Ciascuna partita importata dovrà essere accompagnata da un certificato di ispezione conforme all'allegato V del Reg. CE 1235/08, rilasciato da uno degli organismi di controllo riconosciuti. Tale certificato contiene tutte le principali informazioni relative alla singola partita e una dichiarazione dell'Organismo di controllo dell'esportatore attestante la conformità dei prodotti per quanto riguarda le norme di produzione e di controllo adottate.

2.8 NORME SUL VINO BIOLOGICO: IL REGOLAMENTO N. 203/2012

Fra tutti i prodotti biologici trasformati, prendiamo in considerazione il vino che ha richiesto un percorso lungo ed elaborato per ottenere la certificazione biologica che possiamo sintetizzare in sette punti principali:

1. Il primo regolamento europeo sulla produzione di alimenti biologici(Reg. CE n. 2092/91), considerava le produzioni vegetali e i relativi prodotti trasformati comprendendo dunque anche la produzione di uva. La commissione europea avrebbe però dovuto, nel più breve tempo possibile, produrre uno specifico regolamento relativo al vino quale prodotto trasformato dalle uve. In tale lasso di tempo era consentito vendere "vino da uve biologiche", ma non "vino biologico".

2. Nel corso del decennio successivo sia la viticoltura biologica che la vinificazione hanno avuto uno sviluppo costante e ciò ha spinto sia i produttori dei paesi UE che non UE a richiedere una normativa comune al fine di regolamentare tale settore e soppiantare le numerose norme private presenti. Nel Giugno del 2004, la Commissione lanciò il suo piano d'azione europeo per il cibo e l'agricoltura biologica, che prevedeva un'iniziativa volta a valutare la necessità di un regolamento sulla vinificazione biologica.

3. Nel 2005, la Commissione ha lanciato un appello nel VI programma Quadro di ricerca per uno studio in grado di fornire la base scientifica di un regolamento di vinificazione biologica e ciò ha permesso per la prima volta la messa a punto da parte dell'UE di lavori scientifici a sostegno della legislazione.
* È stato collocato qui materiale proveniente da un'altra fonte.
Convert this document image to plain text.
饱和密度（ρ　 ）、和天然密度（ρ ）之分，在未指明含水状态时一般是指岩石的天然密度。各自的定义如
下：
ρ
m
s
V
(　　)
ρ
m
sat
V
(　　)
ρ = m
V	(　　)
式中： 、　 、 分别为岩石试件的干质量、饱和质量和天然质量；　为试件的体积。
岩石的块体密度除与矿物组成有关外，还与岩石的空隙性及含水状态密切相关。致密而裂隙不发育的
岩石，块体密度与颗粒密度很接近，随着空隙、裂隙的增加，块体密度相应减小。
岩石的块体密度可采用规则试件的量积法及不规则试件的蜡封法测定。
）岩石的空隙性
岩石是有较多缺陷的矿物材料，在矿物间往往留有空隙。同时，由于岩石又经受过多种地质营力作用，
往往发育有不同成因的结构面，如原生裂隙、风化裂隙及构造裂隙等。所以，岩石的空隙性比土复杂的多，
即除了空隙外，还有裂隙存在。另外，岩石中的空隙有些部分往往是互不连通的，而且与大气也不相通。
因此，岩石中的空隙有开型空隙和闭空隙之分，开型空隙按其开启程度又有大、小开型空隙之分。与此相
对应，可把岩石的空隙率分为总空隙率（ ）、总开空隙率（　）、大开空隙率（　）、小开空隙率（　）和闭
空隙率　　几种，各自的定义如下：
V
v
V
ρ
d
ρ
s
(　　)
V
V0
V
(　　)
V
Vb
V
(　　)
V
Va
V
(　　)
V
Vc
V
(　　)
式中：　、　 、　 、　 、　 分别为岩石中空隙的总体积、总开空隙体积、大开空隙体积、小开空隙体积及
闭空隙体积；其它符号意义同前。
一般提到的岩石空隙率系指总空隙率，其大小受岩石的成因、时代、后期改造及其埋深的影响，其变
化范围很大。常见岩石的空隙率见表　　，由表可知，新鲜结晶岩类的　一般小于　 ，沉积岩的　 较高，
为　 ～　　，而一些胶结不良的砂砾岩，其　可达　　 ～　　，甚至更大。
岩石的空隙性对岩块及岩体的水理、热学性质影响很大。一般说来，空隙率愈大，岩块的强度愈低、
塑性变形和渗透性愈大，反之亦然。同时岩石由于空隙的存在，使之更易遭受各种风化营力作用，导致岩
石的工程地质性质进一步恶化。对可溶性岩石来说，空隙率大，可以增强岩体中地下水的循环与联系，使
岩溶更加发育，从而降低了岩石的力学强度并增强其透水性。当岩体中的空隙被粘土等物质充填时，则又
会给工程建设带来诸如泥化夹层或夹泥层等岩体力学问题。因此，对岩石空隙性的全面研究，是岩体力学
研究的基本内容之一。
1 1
Tale lavoro, realizzato tra il 2006 e il 2009 nell'ambito del progetto ORWINE, propose una serie di raccomandazioni normative grazie ad una gran mole di dati scientifici riguardanti le tecniche di vinificazione, le dinamiche di mercato, gli atteggiamenti dei consumatori, le circostanze dei produttori e gli impatti ambientali.

4. Nel 2007 è stato revisionato e sostituito il Regolamento biologico del 1991 con l'attuale regolamento CE n. 834/2007 , il quale introdusse il vino biologico nel suo campo di applicazione senza però fornire dettagli circa le tecniche di produzione.